4. The Strange Case of Origami Yoda (And Sequels) – Tom Angleberger
The 2010 novel The Strange Case of Origami Yoda and its five sequels do not technically take place in the Star Wars universe, although they were still created with the full collaboration of Lucasfilm, so they can still technically be classed as official Star Wars books which take place in the real world.
Written by Tom Angleberger, The Strange Case of Origami Yoda tells the story of a lonely and socially awkward teenage boy named Dwight, who creates a paper model of Yoda. This leads Dwight to suddenly become the centre of attention at his school, as people keep asking his paper creation (which he names Origami Yoda) for help with their problems. Dwight’s classmate, Tommy, who serves as the narrator and main protagonist of the series, decides to keep a case file to determine if Origami Yoda is real or not. And while he is sceptical at first, Tommy soon begins to suspect that he may be dealing with more than just a crumpled piece of paper resembling a popular Star Wars character.
It’s clear from the presentation of the books that The Strange Case of Origami Yoda and its sequels were clearly inspired by Jeff Kinney’s Diary of a Wimpy Kid series, and there were some truly wonderful illustrations of the titular finger puppet sprinkled throughout the pages. Similarly, aside from the paper model of Yoda, the books were bursting with enough Star Wars references to delight fans of all ages, with the school the main characters attended even being named after Ralph McQuarrie, the concept artist who helped to design many elements of the original trilogy. So if you’re a fan of Star Wars or teenage fiction in general, these books are highly recommended.
5. Tatooine Ghost – Troy Denning
Published in 2003, Tatooine Ghost by Troy Denning told the story of newlyweds Leia and Han, along with Chewbacca and C-3PO, travelling back to the titular desert world after the events of Return of the Jedi to bid in an auction for a painting called Killik Twilight, which contains a hidden code detailing the identities of the Rebels who served as spies within the Empire during the Galactic Civil War.
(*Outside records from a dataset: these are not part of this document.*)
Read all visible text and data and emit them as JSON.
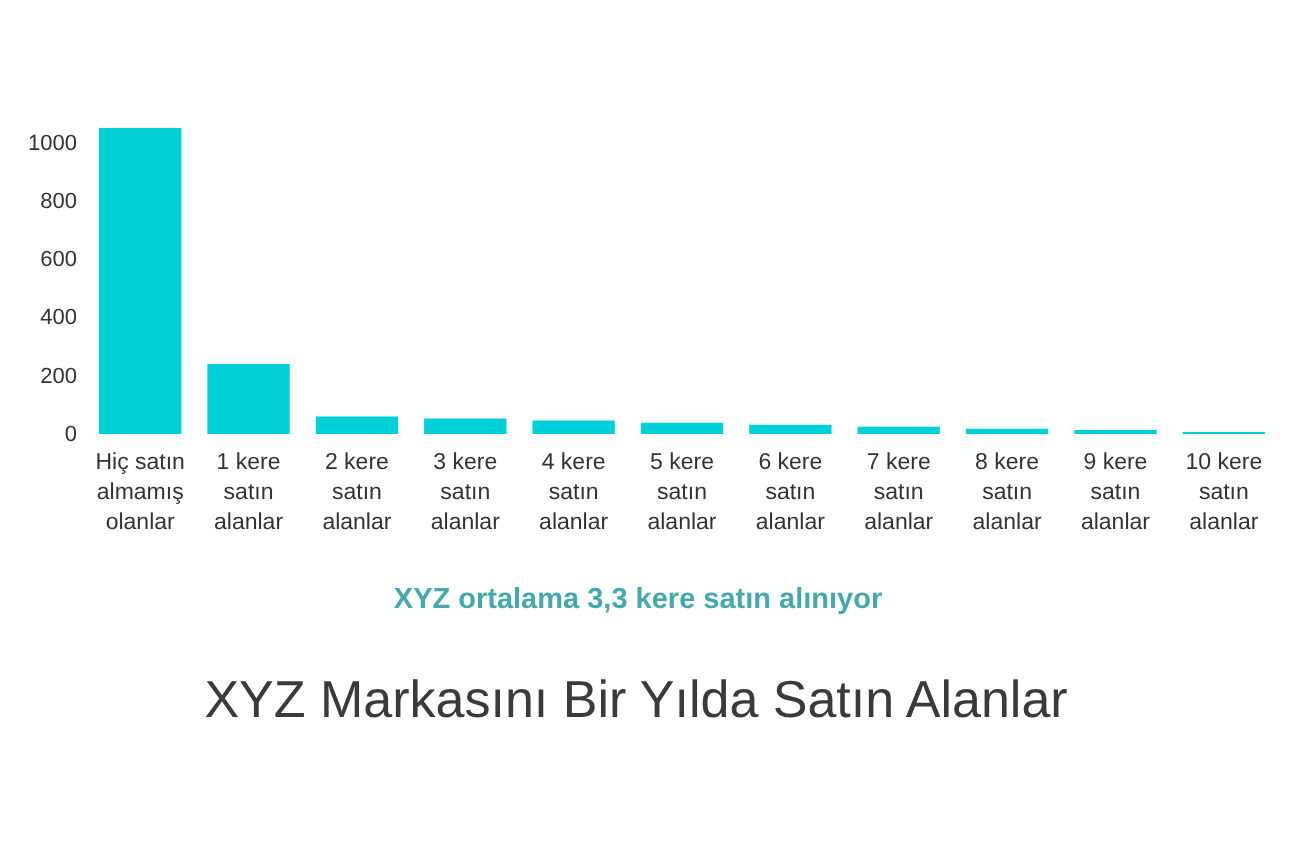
{
  "chart_data": {
    "type": "bar",
    "title": "XYZ Markasını Bir Yılda Satın Alanlar",
    "annotations": [
      "XYZ ortalama 3,3 kere satın alınıyor"
    ],
    "categories": [
      "Hiç satın almamış olanlar",
      "1 kere satın alanlar",
      "2 kere satın alanlar",
      "3 kere satın alanlar",
      "4 kere satın alanlar",
      "5 kere satın alanlar",
      "6 kere satın alanlar",
      "7 kere satın alanlar",
      "8 kere satın alanlar",
      "9 kere satın alanlar",
      "10 kere satın alanlar"
    ],
    "values": [
      1050,
      240,
      60,
      53,
      46,
      39,
      32,
      25,
      18,
      14,
      7
    ],
    "color": "#00d1d9",
    "ylim": [
      0,
      1050
    ],
    "yticks": [
      0,
      200,
      400,
      600,
      800,
      1000
    ]
  }
}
The weakened Empire also wants to find the painting so that they can use it to purge the spies from within their ranks, and this leads to a conflict on the barren planet between the Rebels and the Imperials.
In addition to some enjoyable action sequences, Tatooine Ghost also contained a healthy amount of character development between Han and Leia, as they frequently discussed whether or not they wanted to have children, seeing as they had just been married. Similarly, our heroes were also accompanied by a trio of Squibs, a playful species of sentient canines, who provided plenty of humour throughout the story.
Star Wars fans will never turn down an opportunity to return to Tatooine, and with its strong development of Han and Leia’s relationship and its insights into the mysteries of everyone’s favourite desert planet, this is one novel which has plenty to offer to long-time Star Wars fans.